Tenants of the Aurora Reunification Village must leave their homes at the 873 Waverley St. condominium complex by Dec. 31, according to a letter issued by lawyers representing the Linden Woods Condominium board on Friday — a week after a Manitoba Court of King’s Bench judge ruled in favour of a cease and desist to all of the centre’s operations in the premises.
Twenty-three units in the complex’s west building are owned by the operator of the Aurora Recovery Centre, a private addiction centre.
The Aurora Reunification Village supports clients recovering from addiction while allowing them to reconnect to their families. The centre opened in June.
The board had argued the units were being used for business purposes, which would be against condominium rules preventing owners from using them as anything but private single-family residences.
The village “is not simply housing where the tenants pay rent to a landlord and live in the apartments as their family home,” Justice Shauna McCarthy wrote in the decision.
“Regardless of how ARC’s business model works specifically, it is clear to me that offering accommodation to graduates of the treatment program, plus a variety of supportive services, is part of the business model.”
ARC owner Michael Bruneau said the board’s actions boil down to discrimination.
“My members don’t want to be there because they can tell … [they] don’t want them there,” he said.
“It’s Christmas time. Some of these children are in school, some of these people have no place to go — and they want them out.”
Clients felt unwelcome
Jessica Dos Santos, the facilities manager at the reunification village, said clients have felt unwelcome in the neighbourhood.
She said people have at times followed or took pictures of them, and that there’s been times staff have also been confronted. Dos Santos said it’s all based on stigma toward people with substance use disorders.
“There’s been no violence. There’s been no … loud activities. There’s been no interference with the community whatsoever,” she said.

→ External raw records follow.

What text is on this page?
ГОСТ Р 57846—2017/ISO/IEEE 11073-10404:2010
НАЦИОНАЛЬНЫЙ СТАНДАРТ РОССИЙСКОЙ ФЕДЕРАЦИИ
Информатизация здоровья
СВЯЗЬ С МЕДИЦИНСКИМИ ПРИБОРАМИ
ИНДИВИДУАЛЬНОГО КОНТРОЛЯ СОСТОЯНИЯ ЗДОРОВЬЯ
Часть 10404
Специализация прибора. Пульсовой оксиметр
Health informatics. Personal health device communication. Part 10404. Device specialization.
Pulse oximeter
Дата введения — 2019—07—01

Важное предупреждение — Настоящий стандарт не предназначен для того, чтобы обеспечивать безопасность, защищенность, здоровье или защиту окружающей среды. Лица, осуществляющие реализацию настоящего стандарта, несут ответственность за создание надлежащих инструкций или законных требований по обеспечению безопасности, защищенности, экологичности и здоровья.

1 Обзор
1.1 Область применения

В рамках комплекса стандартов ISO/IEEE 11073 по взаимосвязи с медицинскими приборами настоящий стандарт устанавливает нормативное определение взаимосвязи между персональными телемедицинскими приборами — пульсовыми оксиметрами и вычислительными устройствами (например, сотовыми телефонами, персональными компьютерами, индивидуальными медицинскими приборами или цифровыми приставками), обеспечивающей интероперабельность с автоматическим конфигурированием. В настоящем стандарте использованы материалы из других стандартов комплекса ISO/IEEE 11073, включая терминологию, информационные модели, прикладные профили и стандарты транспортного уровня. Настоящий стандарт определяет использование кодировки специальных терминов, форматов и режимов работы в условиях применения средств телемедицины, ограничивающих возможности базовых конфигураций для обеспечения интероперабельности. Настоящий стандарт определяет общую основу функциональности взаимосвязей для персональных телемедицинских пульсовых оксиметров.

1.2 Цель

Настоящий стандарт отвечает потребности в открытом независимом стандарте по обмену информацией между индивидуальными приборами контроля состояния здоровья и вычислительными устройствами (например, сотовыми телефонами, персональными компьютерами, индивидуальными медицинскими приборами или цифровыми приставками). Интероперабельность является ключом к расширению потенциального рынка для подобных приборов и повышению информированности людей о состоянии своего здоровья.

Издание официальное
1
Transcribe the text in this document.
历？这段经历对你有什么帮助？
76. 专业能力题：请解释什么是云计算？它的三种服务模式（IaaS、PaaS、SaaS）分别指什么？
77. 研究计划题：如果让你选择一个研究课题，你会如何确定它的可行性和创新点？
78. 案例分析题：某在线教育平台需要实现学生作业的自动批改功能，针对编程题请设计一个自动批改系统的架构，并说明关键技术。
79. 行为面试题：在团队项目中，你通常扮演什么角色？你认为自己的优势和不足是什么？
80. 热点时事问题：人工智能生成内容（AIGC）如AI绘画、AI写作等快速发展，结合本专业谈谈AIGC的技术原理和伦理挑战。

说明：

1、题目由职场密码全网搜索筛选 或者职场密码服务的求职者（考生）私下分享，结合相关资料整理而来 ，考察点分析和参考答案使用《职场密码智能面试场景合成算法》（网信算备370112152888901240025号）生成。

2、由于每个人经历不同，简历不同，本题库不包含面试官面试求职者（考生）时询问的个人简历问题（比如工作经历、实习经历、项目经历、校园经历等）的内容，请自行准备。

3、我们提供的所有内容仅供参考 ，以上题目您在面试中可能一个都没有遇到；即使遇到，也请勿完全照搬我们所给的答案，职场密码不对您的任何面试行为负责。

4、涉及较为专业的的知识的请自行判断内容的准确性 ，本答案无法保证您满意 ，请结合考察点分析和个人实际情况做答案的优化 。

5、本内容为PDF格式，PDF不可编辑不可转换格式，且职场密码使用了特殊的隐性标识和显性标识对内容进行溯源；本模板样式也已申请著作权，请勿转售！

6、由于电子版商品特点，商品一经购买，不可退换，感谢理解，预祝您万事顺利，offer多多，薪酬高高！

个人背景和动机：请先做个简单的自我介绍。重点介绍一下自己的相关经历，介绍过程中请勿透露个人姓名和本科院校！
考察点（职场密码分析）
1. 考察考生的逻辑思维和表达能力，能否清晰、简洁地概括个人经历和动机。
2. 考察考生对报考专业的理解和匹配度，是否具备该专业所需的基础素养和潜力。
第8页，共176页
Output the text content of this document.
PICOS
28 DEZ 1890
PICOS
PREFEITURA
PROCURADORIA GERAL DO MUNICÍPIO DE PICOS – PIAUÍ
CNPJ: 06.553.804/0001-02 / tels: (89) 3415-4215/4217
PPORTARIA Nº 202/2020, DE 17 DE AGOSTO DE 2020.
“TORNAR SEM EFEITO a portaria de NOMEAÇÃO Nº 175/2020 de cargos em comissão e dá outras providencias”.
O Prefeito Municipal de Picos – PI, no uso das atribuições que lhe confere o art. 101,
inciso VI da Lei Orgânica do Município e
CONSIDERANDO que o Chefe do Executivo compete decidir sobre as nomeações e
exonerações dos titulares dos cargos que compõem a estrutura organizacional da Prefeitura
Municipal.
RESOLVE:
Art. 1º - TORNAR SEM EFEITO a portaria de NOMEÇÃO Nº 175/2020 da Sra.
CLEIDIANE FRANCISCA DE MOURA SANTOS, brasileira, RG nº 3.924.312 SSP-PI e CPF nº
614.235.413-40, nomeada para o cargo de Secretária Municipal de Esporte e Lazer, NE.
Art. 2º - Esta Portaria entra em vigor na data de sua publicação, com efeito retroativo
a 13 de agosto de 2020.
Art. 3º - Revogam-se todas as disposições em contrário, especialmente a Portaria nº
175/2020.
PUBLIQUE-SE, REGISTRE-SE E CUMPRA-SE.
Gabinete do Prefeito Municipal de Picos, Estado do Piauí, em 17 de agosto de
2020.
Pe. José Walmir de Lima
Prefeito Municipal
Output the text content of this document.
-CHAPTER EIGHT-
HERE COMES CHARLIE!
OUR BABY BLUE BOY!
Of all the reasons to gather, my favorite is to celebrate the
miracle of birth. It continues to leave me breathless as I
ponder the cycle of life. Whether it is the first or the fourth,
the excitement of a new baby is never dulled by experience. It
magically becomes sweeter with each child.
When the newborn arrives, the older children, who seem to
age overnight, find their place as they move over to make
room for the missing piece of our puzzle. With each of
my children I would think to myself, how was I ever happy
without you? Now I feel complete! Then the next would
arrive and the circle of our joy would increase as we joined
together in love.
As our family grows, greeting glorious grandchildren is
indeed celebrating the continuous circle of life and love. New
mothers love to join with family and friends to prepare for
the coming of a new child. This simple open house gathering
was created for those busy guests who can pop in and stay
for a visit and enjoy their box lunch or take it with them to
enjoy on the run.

“Everyone there is sober, and sober [for] more than 30 days. They’re trying to get their kids back. The last thing they want to do is go back to their communities and potentially relapse.”
Dos Santos said the village currently has 20 tenants, six of whom are children.
Ruling may cause ‘significant hardship’: Judge
The court decision said Bruneau had told the real estate agent for a couple that purchased the remaining unit in the west building that they “wouldn’t like it there” and things would be “loud and chaotic.”
McCarthy said that, while original plans were altered to remove an office and a child-minding services, that wasn’t enough to change the village’s commercial nature.
“I’m very mindful of the fact that this decision has the potential to render significant hardship on individual participants in the program.” the judge wrote, adding that the board should take into consideration that the tenants are not the ones in breach of the rules, and that they should give them a “reasonable opportunity” to make alternate arrangements.
CBC News has reached out to the law firm representing the board.
“There was some members of the community that were really acceptant of us,” Dos Santos said. “To have this ruling and then to have the condo board tell us that we need to be out by Dec. 31, just shows you where the problem is.”
Bruneau said the centre was already looking to move to a different location before the decision, but that now they were “going to fight.”
Dos Santos said some clients are planning a protest so people are aware the decision “doesn’t have anything to do with the business being run out of 873 Waverley and it has everything to do with substance-use disorders.”